Tiny StarCoder Py is a compact 164M parameter language model specifically designed for Python code generation. Built on the same architecture as its larger sibling StarCoder, it utilizes multi-query attention and Fill-in-the-Middle (FIM) capabilities while maintaining a smaller footprint. The model was trained on Python data from StarCoderData for approximately 6 epochs, processing 100B tokens.
Implementation Details
The model is implemented using the Transformers library and features several technical innovations:
- 8k context length capability for handling larger code segments
- Multi-Query Attention mechanism for efficient processing
- Fill-in-the-Middle objective for code completion tasks
- Training completed in 18 hours using 32 Tesla A100 GPUs
- Built with PyTorch and orchestrated through Megatron-LM
Core Capabilities
- Python code generation and completion
- Assisted Generation support
- Fill-in-the-Middle code completion
- 7.84% pass@1 performance on HumanEval benchmark
Frequently Asked Questions
Q: What makes this model unique?
This model offers a lightweight alternative to larger code generation models while maintaining key StarCoder architecture features.

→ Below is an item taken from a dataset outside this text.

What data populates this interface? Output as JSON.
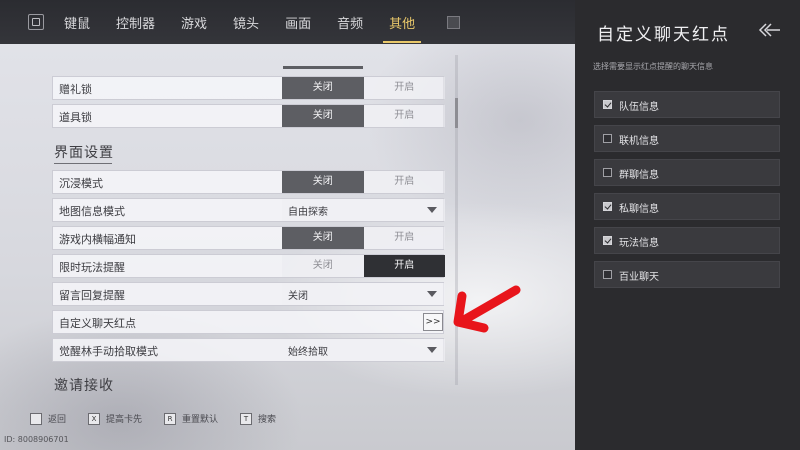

Its 164M parameter size makes it more accessible for deployment while still providing useful code generation capabilities.
Q: What are the recommended use cases?
The model is best suited for assisted code generation tasks in Python. While it can handle code completion, the developers recommend using the 15B parameter StarCoder or StarCoderBase models for pure code completion tasks requiring higher accuracy.